8.1 Geostatistical data

Remember: Areal data: discrete data

Continuous phenomenon (density of mosquito) but recorded at specific locations (trap for mosquito)

${Z(s) : s \in D \subset \mathbb{R}^2}$

$Z(s_1), ..., Z(s_n)$ observation of Z (spatial variable) at $s_1, ..., s_n$ (locations)

8.1.1 Gaussian Random Fields (GRF)

A Gaussian random field (GRF) is a collection of random variables where the observations occur in a continuous domain, and where every finite collection [ex: latitude, longitude] of random variables has a multivariate normal distribution.

Random process = stochastic process

.. by definition it can’t be constant

8.1.2 Stationarity

strickly/strong stationary: a shift in location will not result in any change in the joint distribution of the random variables (ex: white noise)
weak stationary (second order): mean are constant on the domain $D$ and covariances depend only on the difference between locations ( $h$ ) :

$Cov(Z(s), Z(s+h)) = C(h)$

C is a covariance function (see later with Matèrn)

Intrinsic stationary: the variance between two locations relies only on the distance ( $h$ ) (and not their location).

$Var(Z(s+h) - Z(s))$ it is called a variogram

Remember: $Var(X) = E[(X -E(X))^2]$

$Var(Z(s + h) - Z(s)) = E\{Z(s+h) - Z(s) - E(Z(s+h) + Z(s))\}^2$

We reorganize it:

$2 \gamma = E\{(Z(s+h) - E(Z(s+h))) - (Z(s) - E(Z(s))))\}^2$

$2\gamma = E\{(Z(s+h) -E(Z(s+h)))^2\} + E\{(Z(s) - E(Z(s)))^2\} \\ - 2E\{(Z(s+h) - E\{(Z(s+h))\}) * (Z(s) - E\{(Z(s)\})\}$

$2\gamma = Var(Z(s+h)) + Var(Z(s)) - 2Cov(Z(s+h), Z(s))$

Remember that $Var(Z(s+h)) = Var(Z(s))$ :

$2 \gamma = C(0) + C(0) - 2C(h)$

Then a semivariogram is composed of $C(0)$ (or nugget) and $C(h)$ (or spatial covariance function)

$\gamma = C(0) - C(h)$

We can also obtain the empirical semivariogram this way:

$\hat{\gamma}(h) = \frac{1}{2|N(h)|}\sum_{N(h)}(Z(s_i) - Z(s_j))²$ #### Isotropy/Anisotropy

The direction of $h$ does not matter only it’s length = isotropy

From Ch8

TODO maybe: draw it with R

let’s pick a distance $d$ , remember cov = var * cor

$C(d) = \sigma² \rho(d), \quad d > 0$

$\rho(d)$ is a correlation function when $\rho(d) = 0$ it is called range, it is the minimun distance were random observation are said to be “independant”. This is very hard to get so we use effective range were we have a very low amount of correlation (usually 0.05).

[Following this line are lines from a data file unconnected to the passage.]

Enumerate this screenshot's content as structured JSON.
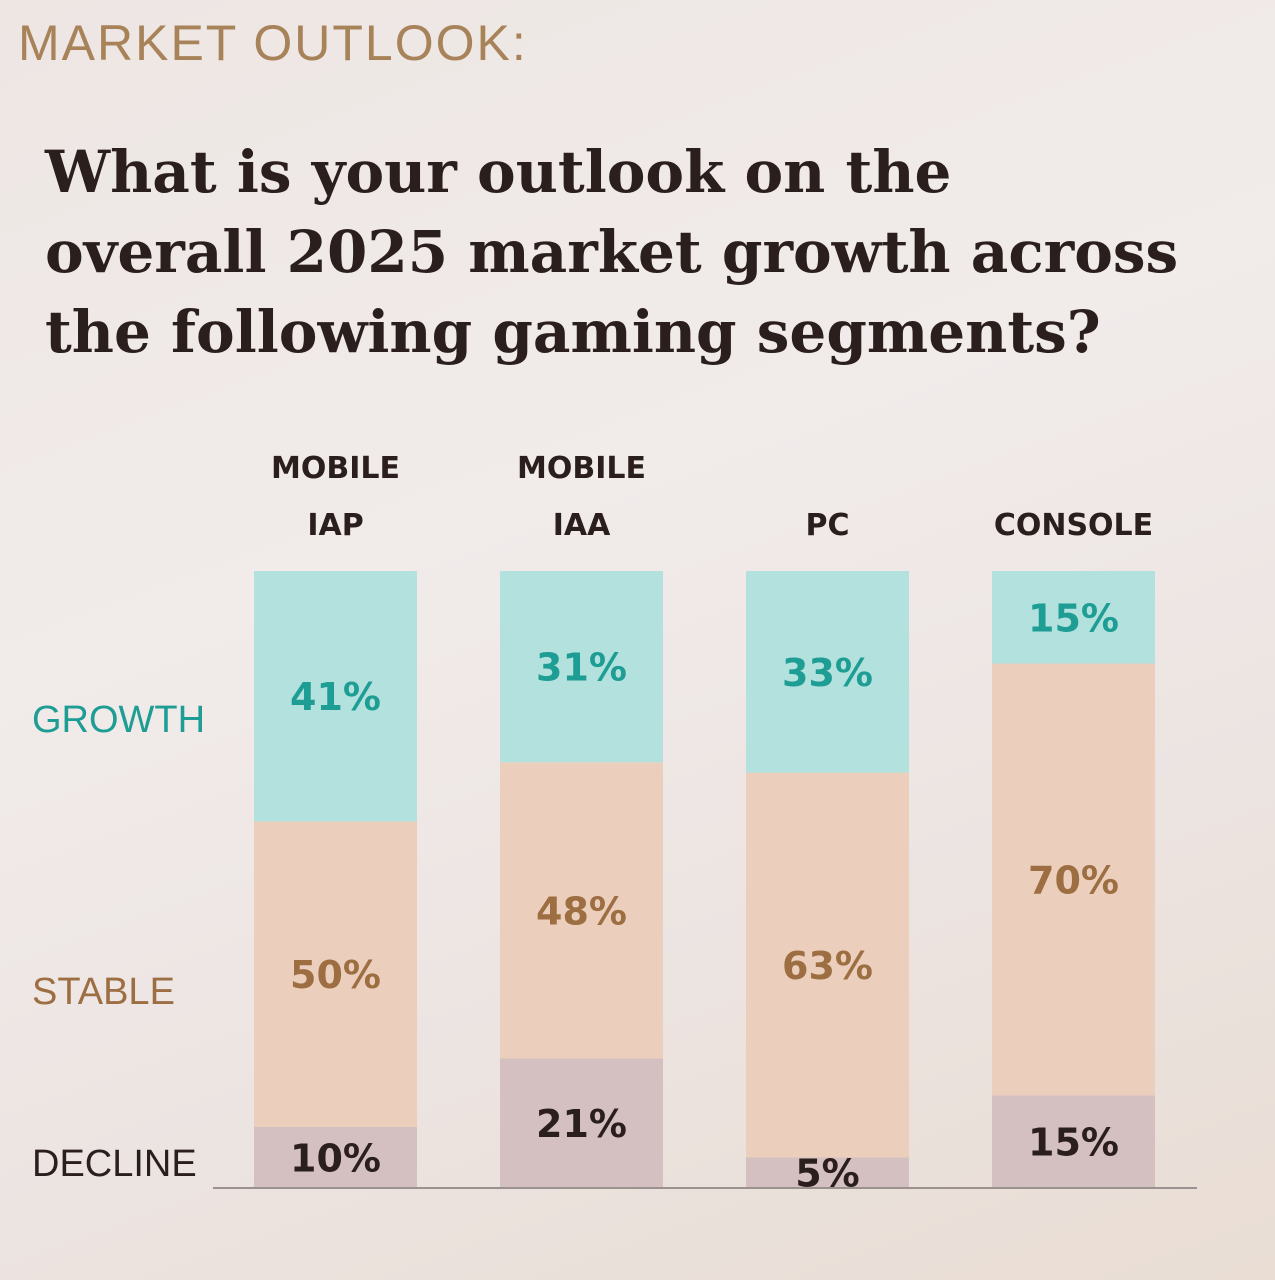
{
  "header": {
    "kicker": "MARKET OUTLOOK:",
    "title_lines": [
      "What is your outlook on the",
      "overall 2025 market growth across",
      "the following gaming segments?"
    ]
  },
  "colors": {
    "growth_fill": "#b2e1de",
    "growth_text": "#1e9d94",
    "stable_fill": "#ebcfbc",
    "stable_text": "#9c6e42",
    "decline_fill": "#d5c0c1",
    "decline_text": "#2a1f1d"
  },
  "chart_data": {
    "type": "bar",
    "stacked": true,
    "orientation": "vertical",
    "categories": [
      [
        "MOBILE",
        "IAP"
      ],
      [
        "MOBILE",
        "IAA"
      ],
      [
        "PC"
      ],
      [
        "CONSOLE"
      ]
    ],
    "series": [
      {
        "name": "DECLINE",
        "values": [
          10,
          21,
          5,
          15
        ],
        "labels": [
          "10%",
          "21%",
          "5%",
          "15%"
        ]
      },
      {
        "name": "STABLE",
        "values": [
          50,
          48,
          63,
          70
        ],
        "labels": [
          "50%",
          "48%",
          "63%",
          "70%"
        ]
      },
      {
        "name": "GROWTH",
        "values": [
          41,
          31,
          33,
          15
        ],
        "labels": [
          "41%",
          "31%",
          "33%",
          "15%"
        ]
      }
    ],
    "unit": "%",
    "legend": "left row labels",
    "grid": false
  }
}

8.1.3 Usefull covariance functions

They should not allow negative values for variance (yup variation can only be positive).

8.1.3.1 Exponential model

$Cov(Z(s_i), Z(s_j)) = \sigma^2 exp(-k||s_i -s_j||)$

h <- seq(from = 0, to = 1, by = .05)
sigma = 1

expo_model <- function(sigma, k, h) {
  sigma^2 * exp(-k * h)
}

# k is the decay
k_10 <- expo_model(sigma, k = 10, h)
k_5 <- expo_model(sigma, k = 5, h)
k_1 <- expo_model(sigma, k = 1, h)

plot(h, k_10, type = "l", ylab = "Cov" )
lines(h, k_5, lty = 2)
lines(h, k_1, lty = 3)

8.1.3.2 Matèrn model

$Cov(Z(s_i), Z(s_j)) = \frac{\sigma^2}{2^{v-1}\Gamma(v)}(k||s_i - s_j||)^vK_v(k||s_i-s_j||)$ $K$ is the effective range here define when $\rho = \frac{\sqrt(8)}{k}$

TODO: undertand it and INLA::inla.matern.cov()